Let's go back to that example again, what else about it stands out?  It is a very telling statement.  -Ly adverbs are much more telling in their usage, and invite more telling phrases.  A writer does not have to say that the character sees or had seen something if the description is vivid enough.  If you are writing in 1st person or 3rd person close POV it is already implied that the character sees these things.

Lets look at another example:

... he smiled brightly at her.

Again, what a bright smile means to one person may not mean the same thing to another.

... his whole face brightened in a smile as he turned towards her.

The best example, maybe not, but again, it presents a cleared picture.

Now, I don't mean to say that there is no place for adverbs, but they are a writing tool that should be used sparingly.  In my various writing groups we came up with a few general rules for their use.

#1  Make it justify its existence.  Does the descriptor add anything, or can it be dropped and still allow you to say the same thing?
ex:  ... he happily skipped down the corridor after kissing her.  
Does happily add anything to this statement?  Isn't the fact that he is happy implied by the fact that he is skipping?  

#2  If you can replace it with just a few words, do so.  This goes back to painting a complete picture.
ex: ... he reached out to her weakly.
Compared to:
... he reached out to her, his muscles aching from the excursion.
Both say the same thing, but the later connects with the reader on a more personal level.
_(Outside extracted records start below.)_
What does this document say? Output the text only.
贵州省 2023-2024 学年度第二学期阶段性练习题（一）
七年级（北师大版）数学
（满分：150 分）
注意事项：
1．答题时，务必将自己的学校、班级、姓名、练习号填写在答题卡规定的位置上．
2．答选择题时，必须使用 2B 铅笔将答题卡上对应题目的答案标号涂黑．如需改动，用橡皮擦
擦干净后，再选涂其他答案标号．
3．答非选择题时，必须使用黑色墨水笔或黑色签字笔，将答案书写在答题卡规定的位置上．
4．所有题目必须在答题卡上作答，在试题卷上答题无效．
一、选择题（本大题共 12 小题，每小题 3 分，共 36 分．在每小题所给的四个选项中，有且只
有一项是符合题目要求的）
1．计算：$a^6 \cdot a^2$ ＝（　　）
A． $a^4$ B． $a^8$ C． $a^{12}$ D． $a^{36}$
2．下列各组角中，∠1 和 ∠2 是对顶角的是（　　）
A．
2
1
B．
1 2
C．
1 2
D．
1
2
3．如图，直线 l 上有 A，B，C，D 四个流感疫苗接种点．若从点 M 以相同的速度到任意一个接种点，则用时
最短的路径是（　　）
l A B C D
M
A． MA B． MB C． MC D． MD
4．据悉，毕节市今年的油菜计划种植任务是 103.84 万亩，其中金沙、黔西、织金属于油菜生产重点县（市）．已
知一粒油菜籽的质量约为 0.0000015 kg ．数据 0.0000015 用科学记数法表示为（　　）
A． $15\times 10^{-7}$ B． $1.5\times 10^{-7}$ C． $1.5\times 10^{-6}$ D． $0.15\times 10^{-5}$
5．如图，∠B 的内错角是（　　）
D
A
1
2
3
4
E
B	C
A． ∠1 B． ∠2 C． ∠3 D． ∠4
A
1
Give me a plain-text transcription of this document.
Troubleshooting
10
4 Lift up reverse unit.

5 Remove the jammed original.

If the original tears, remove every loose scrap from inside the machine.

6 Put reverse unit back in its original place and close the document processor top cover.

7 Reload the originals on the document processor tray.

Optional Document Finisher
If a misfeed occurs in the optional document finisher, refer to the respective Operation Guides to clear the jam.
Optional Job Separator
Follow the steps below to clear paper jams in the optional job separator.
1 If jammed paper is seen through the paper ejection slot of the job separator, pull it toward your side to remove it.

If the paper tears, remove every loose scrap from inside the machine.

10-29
#3  Consider the vagueness of the adverb.  Many times adverbs are used, they leave things vague, if that is the intent, fine, but otherwise, specify things.
ex:  ...he would visit frequently.
How often is frequently?  Compare to:
... he would visit as often as he could, and if more than a week passed ...
Now we have a time frame to judge things off of, he comes by at least once a week, if not more, and the sentence leads into greater setup.  I truncated the example here.

#4  If it absolutely fits, go ahead and use it.  Some of you reading this may have noticed that outside of the examples, I have used at least two -ly adverbs.  So lets look at those:

...should be used sparingly.
This is a statement that is left vague on purpose.  (note I could have said intentionally there)  There is no absolute number of times one should use adverb, just keep them to a minimum.

...If it absolutely fits...
Is absolutely the only word I could use here.  No, it is not, but it suits the phrase fine, and sometimes fine is good enough, but ask yourself, is it good enough to get past an editor or agent?

#5  Never, ever, under any circumstance, as a new or independent writer trying to get something published include an adverb in the first chapter of your book, or paragraph of you short story.  I have been informed by several professional editors, agents, and authors that agents and editors (A&Es) will reject a manuscript outright if they find an adverb too early in a book/story.  If one creeps in later, fine, they will comment on it and tell you to fix, it, but if the beginning of you tale is marked with them, they will just throw it out.

"But SF, I've read a lot of books by big name writers and some of them use adverbs a lot."

Believe me, I know this.  I almost gagged listening to a Dean Koontz book recently with all the adverbs that just jumped out at me.  The thing is, he is an established writer and gets away with it a lot more than a new writer will.  Also, the writing landscape has changed to a significant degree since he was first published in 1968.  

The advent of cheaper computing and word processing has allowed A&Es to be much more selective compared to the days when you had to hand type a manuscript and send in what might well have been your sole copy.